To climb the Borealis Face, Fritjof and Halvar skied to the base of the route from camp and used snow pickets to surmount the short-lived yet overhung Bergshrund. They cached their skis and simul-soloed the first half of their route, chasing the best ice runnels. The second half of the route was simul-climbed as the climbing became steeper and more exposed. During their climb, they were spotted by Frank Peterson, who was flying clients on a scenic flight. Peterson circled over Fritjof and Halvar and took photos.
The descent of the Borealis Face took almost as long as the ascent due to the amount of searching and digging required to find good rappel anchors in the rock. Fritjof and Halvar climbed the route in approximately 4 hours. In 1966, David Roberts, Arthur Davidson, David Johnston, Pete Meisler, and Richard Millikan likely were aiming for this face based on the location of their advanced basecamp, but poor weather kept them from making an attempt. The face is hard to see from almost anywhere in the Jotunheimen most traveled areas.
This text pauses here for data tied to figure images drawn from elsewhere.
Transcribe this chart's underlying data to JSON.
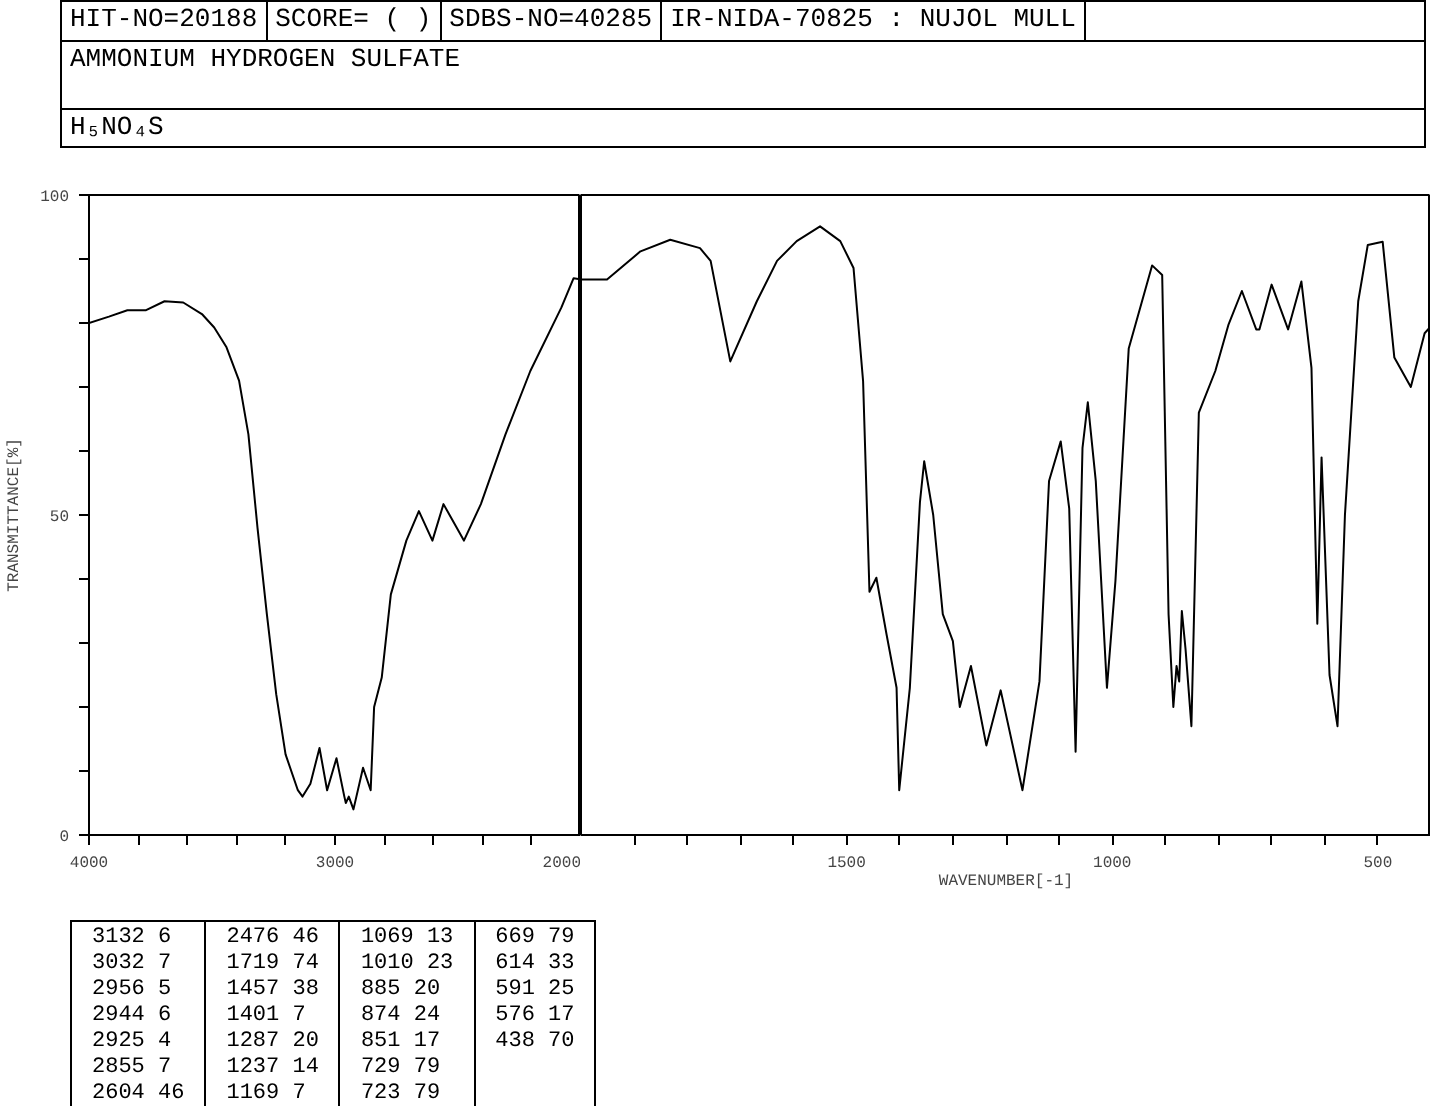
{
  "chart_data": [
    {
      "type": "other",
      "title": "AMMONIUM HYDROGEN SULFATE",
      "subtitle": "H₅NO₄S",
      "annotations": [
        "HIT-NO=20188",
        "SCORE= ( )",
        "SDBS-NO=40285",
        "IR-NIDA-70825 : NUJOL MULL"
      ]
    },
    {
      "type": "line",
      "ylabel": "TRANSMITTANCE[%]",
      "xlim": [
        4000,
        2000
      ],
      "ylim": [
        0,
        100
      ],
      "xticks": [
        4000,
        {
          "value": 3800,
          "label": null
        },
        {
          "value": 3600,
          "label": null
        },
        {
          "value": 3400,
          "label": null
        },
        {
          "value": 3200,
          "label": null
        },
        3000,
        {
          "value": 2800,
          "label": null
        },
        {
          "value": 2600,
          "label": null
        },
        {
          "value": 2400,
          "label": null
        },
        {
          "value": 2200,
          "label": null
        },
        2000
      ],
      "yticks": [
        0,
        {
          "value": 10,
          "label": null
        },
        {
          "value": 20,
          "label": null
        },
        {
          "value": 30,
          "label": null
        },
        {
          "value": 40,
          "label": null
        },
        50,
        {
          "value": 60,
          "label": null
        },
        {
          "value": 70,
          "label": null
        },
        {
          "value": 80,
          "label": null
        },
        {
          "value": 90,
          "label": null
        },
        100
      ],
      "x": [
        4000,
        3919,
        3844,
        3768,
        3693,
        3617,
        3541,
        3491,
        3441,
        3390,
        3352,
        3315,
        3277,
        3239,
        3201,
        3151,
        3132,
        3100,
        3063,
        3032,
        2994,
        2962,
        2956,
        2944,
        2925,
        2886,
        2855,
        2841,
        2810,
        2773,
        2710,
        2659,
        2604,
        2559,
        2476,
        2407,
        2307,
        2206,
        2080,
        2030,
        2000
      ],
      "series": [
        {
          "color": "#000000",
          "values": [
            80,
            81,
            82,
            82,
            83.4,
            83.2,
            81.4,
            79.3,
            76.2,
            71,
            62.6,
            48,
            34.5,
            22,
            12.6,
            7,
            6,
            8,
            13.6,
            7,
            12,
            6,
            5,
            6,
            4,
            10.5,
            7,
            20,
            24.6,
            37.6,
            46,
            50.6,
            46,
            51.7,
            46,
            51.7,
            62.6,
            72.5,
            82.4,
            87,
            86.8
          ]
        }
      ],
      "annotations": [
        "3132 6",
        "3032 7",
        "2956 5",
        "2944 6",
        "2925 4",
        "2855 7",
        "2604 46",
        "2476 46",
        "1719 74",
        "1457 38",
        "1401 7",
        "1287 20",
        "1237 14",
        "1169 7",
        "1069 13",
        "1010 23",
        "885 20",
        "874 24",
        "851 17",
        "729 79",
        "723 79",
        "669 79",
        "614 33",
        "591 25",
        "576 17",
        "438 70"
      ]
    },
    {
      "type": "line",
      "xlabel": "WAVENUMBER[-1]",
      "tick_labels": "x",
      "xlim": [
        2000,
        400
      ],
      "ylim": [
        0,
        100
      ],
      "xticks": [
        {
          "value": 1900,
          "label": null
        },
        {
          "value": 1800,
          "label": null
        },
        {
          "value": 1700,
          "label": null
        },
        {
          "value": 1600,
          "label": null
        },
        1500,
        {
          "value": 1400,
          "label": null
        },
        {
          "value": 1300,
          "label": null
        },
        {
          "value": 1200,
          "label": null
        },
        {
          "value": 1100,
          "label": null
        },
        1000,
        {
          "value": 900,
          "label": null
        },
        {
          "value": 800,
          "label": null
        },
        {
          "value": 700,
          "label": null
        },
        {
          "value": 600,
          "label": null
        },
        500
      ],
      "x": [
        2000,
        1951,
        1888,
        1832,
        1776,
        1756,
        1719,
        1669,
        1631,
        1594,
        1550,
        1512,
        1487,
        1469,
        1457,
        1444,
        1425,
        1406,
        1401,
        1381,
        1362,
        1354,
        1337,
        1319,
        1300,
        1287,
        1266,
        1237,
        1210,
        1169,
        1137,
        1119,
        1097,
        1081,
        1069,
        1056,
        1046,
        1031,
        1010,
        994,
        969,
        925,
        906,
        894,
        885,
        879,
        874,
        869,
        862,
        851,
        837,
        806,
        781,
        756,
        729,
        723,
        700,
        669,
        644,
        625,
        614,
        606,
        591,
        576,
        562,
        537,
        519,
        491,
        469,
        438,
        412,
        400
      ],
      "series": [
        {
          "color": "#000000",
          "values": [
            86.8,
            86.8,
            91.2,
            93,
            91.7,
            89.7,
            74,
            83.4,
            89.7,
            92.8,
            95.1,
            92.8,
            88.6,
            70.9,
            38,
            40.2,
            31.4,
            23,
            7,
            23,
            52,
            58.4,
            50,
            34.5,
            30.3,
            20,
            26.4,
            14,
            22.6,
            7,
            24,
            55.3,
            61.5,
            51,
            13,
            60.5,
            67.6,
            55.3,
            23,
            39.7,
            76,
            89,
            87.5,
            34.5,
            20,
            26.4,
            24,
            35,
            29,
            17,
            66,
            72.5,
            79.8,
            85,
            79,
            79,
            86,
            79,
            86.5,
            73,
            33,
            59,
            25,
            17,
            50,
            83.4,
            92.2,
            92.7,
            74.6,
            70,
            78.4,
            79.5
          ]
        }
      ]
    }
  ]
}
The following day, Fritjof and Halvar climbed the Agaric Couloir. They started in the afternoon for safer conditions and simul-soloed the first portion of the route. As the climbing got harder, they pitched out the route, beginning with an ice hose in a corner with a few mixed moves at the exit. The real crux of the route was a chockstone, which required an extensive amount of snow-shoveling/clearing to get to the rock. It required a few creative aid moves and an exciting mixed exit. Fritjof and Halvar completed their climb in 9 hours and were gifted with an incredible sunset. They descended quickly with abundant rock anchors.